Ninguém aqui está querendo negar o óbvio. A existência urbana no Brasil não é nenhum piquenique no Taiti. Necessita urgentemente de um saneamento básico, físico e espiritual. Só que, ainda mais que a vida nas ruas, as conversas é que andam intoxicadas pela violência. A violência virtual cresceu exponencialmente mais que a violência real.

Ainda no jantar, no intervalo entre o cafezinho e a conta, quando o papo murchou de vez, deu tempo de fazer uma reflexão rápida e rasteira. O que realmente me violenta no dia-a-dia? Cheguei à conclusão instantânea de que não é a violência estampada nos noticiários. Não é assassinato, sequestro, assalto. O que me violenta mesmo é a poluição. O individualismo automobilístico que destrói tecidos urbanos e pulmonares. A densidade desumana e desigual da população. A paisagem que não é nem suficientemente feia para ficar interessante.

É assim para quem mora em São Paulo. Para os outros, tem também a modalidade mais recente de poluição. A violência da informação. A overdose leviana de bytes diuturnamente despejados no cérebro do cidadão espectador. Mas só digo isso porque o tema de hoje é violência, e o tema de sempre é mídia.

Fui assaltado duas vezes na vida. Na primeira senti medo. Na segunda, tive pena do moleque de rua que fingia esconder um revólver embaixo da camisa rasgada. Claro que, como todo o mundo, sei de histórias escabrosas de violência física sofrida por conhecidos reais ou midiáticos, mas sei também que elas são uma minoria infinitesimal dentro do bem-estar calmo que é a maioria da existência, pelo menos da minha.

Não vou deixar usarem o medo para poluir meu espírito.
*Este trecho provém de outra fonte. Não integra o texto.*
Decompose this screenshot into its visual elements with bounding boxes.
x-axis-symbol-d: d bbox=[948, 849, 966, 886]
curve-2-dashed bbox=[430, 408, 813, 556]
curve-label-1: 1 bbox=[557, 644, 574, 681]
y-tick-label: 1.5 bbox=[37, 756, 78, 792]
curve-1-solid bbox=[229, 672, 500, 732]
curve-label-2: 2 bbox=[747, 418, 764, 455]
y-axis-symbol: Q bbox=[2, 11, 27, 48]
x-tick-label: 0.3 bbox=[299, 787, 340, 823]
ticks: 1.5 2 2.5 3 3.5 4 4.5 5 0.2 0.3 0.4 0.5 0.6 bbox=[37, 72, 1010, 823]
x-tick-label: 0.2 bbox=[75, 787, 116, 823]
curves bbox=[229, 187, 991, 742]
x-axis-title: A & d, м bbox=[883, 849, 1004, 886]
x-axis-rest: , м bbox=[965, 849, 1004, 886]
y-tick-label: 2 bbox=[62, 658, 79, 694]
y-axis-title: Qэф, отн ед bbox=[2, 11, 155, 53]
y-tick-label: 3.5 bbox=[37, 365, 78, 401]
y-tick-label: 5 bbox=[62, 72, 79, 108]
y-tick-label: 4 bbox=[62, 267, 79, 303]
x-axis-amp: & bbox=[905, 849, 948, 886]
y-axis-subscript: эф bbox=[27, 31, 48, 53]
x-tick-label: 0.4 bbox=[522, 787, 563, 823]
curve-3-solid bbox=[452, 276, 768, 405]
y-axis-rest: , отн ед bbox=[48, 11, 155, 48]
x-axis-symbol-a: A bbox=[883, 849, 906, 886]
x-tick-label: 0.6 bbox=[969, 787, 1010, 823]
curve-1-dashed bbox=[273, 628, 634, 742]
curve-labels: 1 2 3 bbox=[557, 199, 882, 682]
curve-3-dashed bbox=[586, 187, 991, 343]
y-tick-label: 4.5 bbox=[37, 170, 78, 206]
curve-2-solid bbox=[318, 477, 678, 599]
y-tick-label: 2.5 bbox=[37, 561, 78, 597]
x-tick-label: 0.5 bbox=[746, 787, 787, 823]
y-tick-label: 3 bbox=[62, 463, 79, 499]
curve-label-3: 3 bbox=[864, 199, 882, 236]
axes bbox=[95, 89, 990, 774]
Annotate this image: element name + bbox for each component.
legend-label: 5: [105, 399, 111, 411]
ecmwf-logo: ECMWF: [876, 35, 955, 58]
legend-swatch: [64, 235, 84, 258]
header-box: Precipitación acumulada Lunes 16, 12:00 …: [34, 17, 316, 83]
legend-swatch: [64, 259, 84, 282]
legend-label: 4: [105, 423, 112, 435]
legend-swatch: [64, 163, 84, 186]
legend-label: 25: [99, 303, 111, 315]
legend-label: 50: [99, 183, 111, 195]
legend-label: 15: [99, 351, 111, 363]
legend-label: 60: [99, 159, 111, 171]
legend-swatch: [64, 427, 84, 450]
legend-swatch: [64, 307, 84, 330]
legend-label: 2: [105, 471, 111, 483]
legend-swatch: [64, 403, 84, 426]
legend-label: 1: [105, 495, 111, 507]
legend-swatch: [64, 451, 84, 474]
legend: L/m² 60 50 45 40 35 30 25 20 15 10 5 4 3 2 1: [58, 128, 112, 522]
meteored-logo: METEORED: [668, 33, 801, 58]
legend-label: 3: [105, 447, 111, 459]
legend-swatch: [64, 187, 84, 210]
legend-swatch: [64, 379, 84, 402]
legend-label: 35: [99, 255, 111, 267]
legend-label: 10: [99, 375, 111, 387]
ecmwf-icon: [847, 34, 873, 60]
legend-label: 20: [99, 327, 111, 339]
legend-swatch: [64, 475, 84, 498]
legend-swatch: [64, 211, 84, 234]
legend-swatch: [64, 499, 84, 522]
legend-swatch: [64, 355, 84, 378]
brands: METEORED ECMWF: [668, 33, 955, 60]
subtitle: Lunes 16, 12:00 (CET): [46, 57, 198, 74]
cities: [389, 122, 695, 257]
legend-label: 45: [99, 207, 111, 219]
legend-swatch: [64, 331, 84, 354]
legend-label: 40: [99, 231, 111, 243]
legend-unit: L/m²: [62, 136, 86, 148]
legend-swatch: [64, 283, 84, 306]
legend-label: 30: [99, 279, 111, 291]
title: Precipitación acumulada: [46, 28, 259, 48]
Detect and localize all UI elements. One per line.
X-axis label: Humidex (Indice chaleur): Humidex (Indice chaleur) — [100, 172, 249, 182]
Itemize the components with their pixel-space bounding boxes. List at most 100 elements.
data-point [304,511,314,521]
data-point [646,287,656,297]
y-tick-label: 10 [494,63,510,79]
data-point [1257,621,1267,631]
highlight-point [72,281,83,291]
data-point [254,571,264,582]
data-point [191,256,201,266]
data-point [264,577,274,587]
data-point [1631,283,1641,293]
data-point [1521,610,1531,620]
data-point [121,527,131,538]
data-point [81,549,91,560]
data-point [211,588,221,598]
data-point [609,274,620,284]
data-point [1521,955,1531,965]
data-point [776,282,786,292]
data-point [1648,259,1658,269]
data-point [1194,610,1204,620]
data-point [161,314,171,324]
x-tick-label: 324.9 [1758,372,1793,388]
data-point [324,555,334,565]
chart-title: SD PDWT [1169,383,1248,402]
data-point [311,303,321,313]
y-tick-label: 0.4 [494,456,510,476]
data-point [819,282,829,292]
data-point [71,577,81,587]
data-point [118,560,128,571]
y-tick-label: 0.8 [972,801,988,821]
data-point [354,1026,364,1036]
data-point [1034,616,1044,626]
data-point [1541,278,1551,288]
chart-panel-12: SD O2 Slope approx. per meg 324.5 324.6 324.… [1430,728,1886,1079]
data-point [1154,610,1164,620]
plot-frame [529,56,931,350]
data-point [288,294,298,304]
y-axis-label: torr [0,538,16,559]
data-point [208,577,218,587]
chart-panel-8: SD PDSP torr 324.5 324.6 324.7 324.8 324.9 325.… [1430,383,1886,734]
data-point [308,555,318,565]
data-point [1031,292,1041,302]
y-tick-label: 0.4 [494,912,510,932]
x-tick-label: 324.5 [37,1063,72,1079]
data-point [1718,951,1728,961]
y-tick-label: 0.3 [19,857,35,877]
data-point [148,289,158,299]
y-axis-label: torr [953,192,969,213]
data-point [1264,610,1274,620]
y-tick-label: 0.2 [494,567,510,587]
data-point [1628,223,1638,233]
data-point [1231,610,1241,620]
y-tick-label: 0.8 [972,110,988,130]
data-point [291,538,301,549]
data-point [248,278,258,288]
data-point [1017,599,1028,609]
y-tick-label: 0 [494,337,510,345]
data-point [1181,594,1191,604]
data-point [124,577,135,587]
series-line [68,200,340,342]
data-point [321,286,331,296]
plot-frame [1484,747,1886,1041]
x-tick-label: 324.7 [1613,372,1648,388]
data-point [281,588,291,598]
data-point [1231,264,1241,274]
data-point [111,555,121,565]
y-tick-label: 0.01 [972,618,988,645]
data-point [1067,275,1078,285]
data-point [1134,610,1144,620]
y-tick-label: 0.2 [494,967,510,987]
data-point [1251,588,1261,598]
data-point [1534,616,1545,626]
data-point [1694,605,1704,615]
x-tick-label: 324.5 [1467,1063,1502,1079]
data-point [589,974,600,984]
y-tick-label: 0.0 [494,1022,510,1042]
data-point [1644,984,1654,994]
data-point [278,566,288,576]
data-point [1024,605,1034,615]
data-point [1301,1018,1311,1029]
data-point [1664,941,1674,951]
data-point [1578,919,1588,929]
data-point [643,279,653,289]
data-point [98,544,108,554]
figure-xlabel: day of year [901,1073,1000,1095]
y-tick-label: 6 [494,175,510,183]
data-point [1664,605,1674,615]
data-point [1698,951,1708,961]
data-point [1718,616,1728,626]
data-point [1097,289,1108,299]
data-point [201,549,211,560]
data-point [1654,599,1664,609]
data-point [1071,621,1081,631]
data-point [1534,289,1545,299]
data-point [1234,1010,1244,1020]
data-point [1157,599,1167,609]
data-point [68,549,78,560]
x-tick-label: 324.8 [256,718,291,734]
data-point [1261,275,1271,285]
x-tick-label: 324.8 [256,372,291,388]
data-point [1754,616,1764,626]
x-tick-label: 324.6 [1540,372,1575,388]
Tampouco vou blindá-lo. Isso é que seria realmente violento. Então desculpem a conclusão ainda menos original que a conversa do jantar: a vida é boa. E dentro do carro, voltando para casa, no embalo dessa pieguice benigna, penso o seguinte, vou continuar dando mole para a vida, vou continuar dando chance para a paz, dentro de mim.